Ramses II, back in Paris

Nearly half a century after its exhibition in Paris in 1976, the sarcophagus of Ramses II, star of the pharaohs with Tutankhamun, is back in France where it will be the highlight of a major exhibition-event in the spring in the capital.

“When I was told he was coming to Paris, I almost cried with joy to find him here! “, told AFP Egyptologist Dominique Farout, professor at the Louvre School and scientific curator of the exhibition entitled “Ramses and the gold of the pharaohs”.

“I was 16 in 1976, he was in my room on a big poster. I went there eight times in a row,” he recalls, referring to the exhibition held that year at the Grand Palais.

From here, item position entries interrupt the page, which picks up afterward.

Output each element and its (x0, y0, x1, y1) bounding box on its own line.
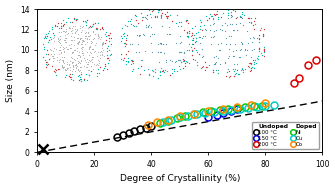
Y-axis label: Size (nm): Size (nm) (6, 59, 14, 102)
Legend: Undoped, 100 °C, 150 °C, 200 °C, Doped, Ni, Cu, Co: Undoped, 100 °C, 150 °C, 200 °C, Doped, … (252, 122, 319, 149)
X-axis label: Degree of Crystallinity (%): Degree of Crystallinity (%) (120, 174, 240, 184)
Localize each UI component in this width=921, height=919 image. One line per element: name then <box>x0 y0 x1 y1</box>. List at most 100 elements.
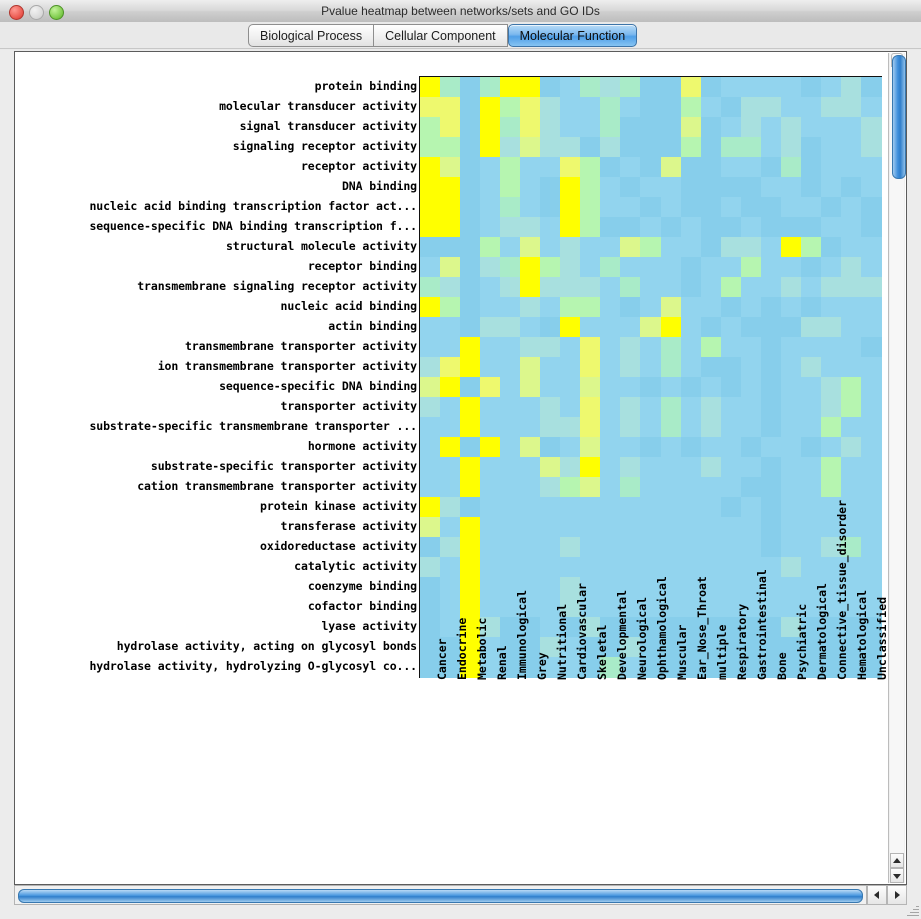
heatmap-cell[interactable] <box>600 237 622 258</box>
heatmap-cell[interactable] <box>800 237 822 258</box>
heatmap-cell[interactable] <box>500 97 521 118</box>
heatmap-cell[interactable] <box>420 577 441 598</box>
heatmap-cell[interactable] <box>700 397 722 418</box>
heatmap-cell[interactable] <box>740 377 762 398</box>
heatmap-cell[interactable] <box>540 337 561 358</box>
heatmap-cell[interactable] <box>620 317 642 338</box>
heatmap-cell[interactable] <box>680 317 702 338</box>
heatmap-cell[interactable] <box>740 217 762 238</box>
heatmap-cell[interactable] <box>520 497 541 518</box>
heatmap-cell[interactable] <box>840 457 862 478</box>
heatmap-cell[interactable] <box>660 157 682 178</box>
heatmap-cell[interactable] <box>680 497 702 518</box>
heatmap-cell[interactable] <box>700 617 722 638</box>
heatmap-cell[interactable] <box>460 517 481 538</box>
heatmap-cell[interactable] <box>460 457 481 478</box>
heatmap-cell[interactable] <box>820 257 842 278</box>
heatmap-cell[interactable] <box>420 437 441 458</box>
heatmap-cell[interactable] <box>720 277 742 298</box>
heatmap-cell[interactable] <box>480 97 501 118</box>
tab-molecular-function[interactable]: Molecular Function <box>507 24 638 47</box>
heatmap-cell[interactable] <box>580 437 601 458</box>
heatmap-cell[interactable] <box>500 477 521 498</box>
heatmap-cell[interactable] <box>640 237 662 258</box>
heatmap-cell[interactable] <box>700 417 722 438</box>
heatmap-cell[interactable] <box>800 357 822 378</box>
heatmap-cell[interactable] <box>820 517 842 538</box>
heatmap-cell[interactable] <box>540 457 561 478</box>
heatmap-cell[interactable] <box>820 457 842 478</box>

Ramses II is one of the most famous pharaohs of the 19th Dynasty, a great warrior and prolific builder of temples who ruled for 67 years.

The traveling exhibition started in San Francisco in 2022 and will continue in Sydney in the fall, but the sarcophagus will only be visible in France, at the Grande Halle de la Villette from April 7 to September 6.

With the presentation of innumerable objects and jewels in gold and solid silver, statues, amulets, masks and other sarcophagi, it promises to attract crowds, like that on Tutankhamun, installed in the same place in 2019 (1, 4 million visitors).

Both are organized by World Heritage Exhibitions, the world leader in this event sector.

Exceptional loan

An exceptional loan from Egypt to France, the famous cedar wood sarcophagus painted yellow is “an exception” made to France by the Egyptian authorities, “in recognition of the rescue of the mummy of Ramses II by French scientists who had treated her for fungus at the time of the exposure in 1976,” according to Mr. Farout.

The sarcophagus is presented empty, the law prohibiting the departure of royal mummies from Egypt.

Featuring details enhanced with bright colors and eyes underlined in black on its lid, it represents “the king, in an Osiriac attitude, with his arms crossed, holding the heqa scepter and the nekhakha whip. He is wearing a nemes with a braided false beard,” explains Mr. Farout.

Appearing all along, hieratic administrative inscriptions “testify to the transport of the mummy of Ramses to save it three times at the end of the New Kingdom, around 1070 BC, then 100 years later”, explains- he.

Because “the tomb of Ramses in the valley of the kings was plundered and his body installed in” this sarcophagus. “The whole was transported to the tomb of his father, Seti I”, according to the Egyptologist.

During the 21st dynasty, it was again moved “to the hiding place of Deir en-Bahri, west of Luxor, which contained a hundred mummies including those of the kings of the New Kingdom”.

Cats

It took until 1881 to find this hiding place which was being looted. “The mummies were transported from Luxor to Cairo by boat, and acclaimed by the population which had massed on the banks of the Nile”, he says.

In Paris, only animal mummies can be admired and in particular of cats, “raised and sacrificed to offer them to the deities”, according to Mr. Farout.

These mummies were discovered in recent years near Cairo, in a necropolis of the kings of the Old Kingdom (between 2700 and 2200 BC), specifies the specialist.

Alongside them, the public will discover the “treasure of Tanis”, named after the new capital, Tanis, rebuilt by Ramses II to the east of the Nile delta after the first, Pie-Ramses, was silted up.

The treasure, consisting of a “solid silver coffin, cases of fingers and toes or masks in solid gold and jewels, comes from royal tombs found in this city in 1939-1940”, according to the specialist.